Title: Re: video editing software for newbie
Post by: everest on October 23, 2019, 23:36
Go Davinci. Ultra powerful and not that difficult if you follow an online course. I would stay away from Adobe Premiere and AE because of their subscription costs that will only rise in the future.
Title: Re: video editing software for newbie
Post by: georgep7 on October 24, 2019, 03:05
The biggest issue is how long video takes to render and just how big the files are....started using after effects to get 4k done. But its a time consuming affair

That is not an issue. It's a good thing that keeps 1 million photographers from competing. At least for now...

Love the honesty!  8)
Title: Re: video editing software for newbie
Post by: Zero Talent on October 24, 2019, 20:09

However, the free DaVinci lacks noise reduction (something you might want to use on every single clip, depending on camera) and limits you to UHD resolution render. That's fine in most cases but not when doing time lapses and you want to output true 4k.

Not true. Davinci Resolve has a fantastic noise reduction module (which is available in the paid Studio version) and can export in many resolutions, custom or predefined (up to 8K)

DR is a beast!
Title: Re: video editing software for newbie
Post by: Dennis Radeke on October 25, 2019, 10:43
Just trimming and exporting. Any program.

But as soon as you said blur tracking you really should get into After Effects right away if you want to keep doing this.
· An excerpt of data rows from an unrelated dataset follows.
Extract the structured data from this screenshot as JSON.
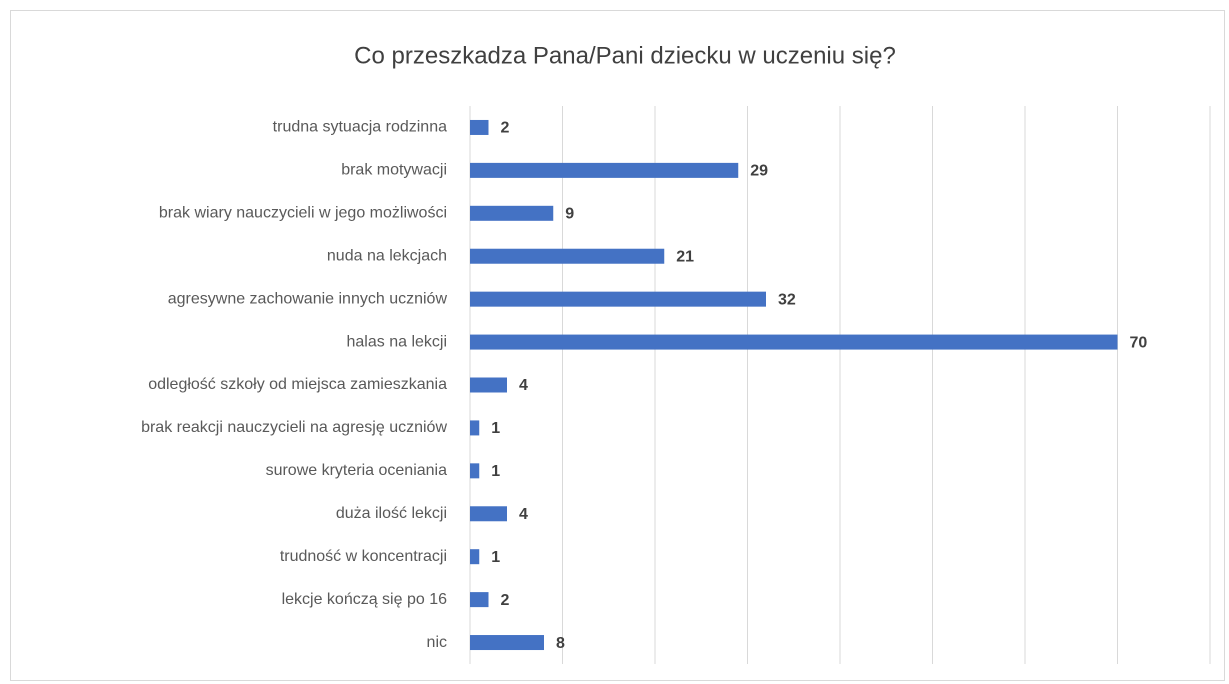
{
  "chart_data": {
    "type": "bar",
    "orientation": "horizontal",
    "title": "Co przeszkadza Pana/Pani dziecku w uczeniu się?",
    "categories": [
      "trudna sytuacja rodzinna",
      "brak motywacji",
      "brak wiary nauczycieli w jego możliwości",
      "nuda na lekcjach",
      "agresywne zachowanie innych uczniów",
      "halas na lekcji",
      "odległość szkoły od miejsca zamieszkania",
      "brak reakcji nauczycieli na agresję uczniów",
      "surowe kryteria oceniania",
      "duża ilość lekcji",
      "trudność w koncentracji",
      "lekcje kończą się po 16",
      "nic"
    ],
    "values": [
      2,
      29,
      9,
      21,
      32,
      70,
      4,
      1,
      1,
      4,
      1,
      2,
      8
    ],
    "color": "#4472c4",
    "xlim": [
      0,
      80
    ],
    "xticks": [
      0,
      10,
      20,
      30,
      40,
      50,
      60,
      70,
      80
    ],
    "grid": true
  }
}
As much as I want to say "yes" to this as an Adobe person, After Effects is definitely not the right tool for a self described newbie.  Lots of great tools out there and have been mentioned.  If you stick with it (and I hope you do), then take a good look at Premiere Pro and yes, After Effects for some clean up, tracking and object removal.

Dennis
Title: Re: video editing software for newbie
Post by: georgep7 on October 25, 2019, 11:18
We all started from scratch Dennis :)
Many people attracted from the free option of Davinci, dived from zero and became full users.
There are some many AE guides and how to's that one can develop a simple workflow and enhance it in the future. If the user is not interesting in multicam edit or long clips event assembly etc etc perhaps it is better to go with AE.

As a side note if i could start over i would prefer over everything a node based nle like Nuke.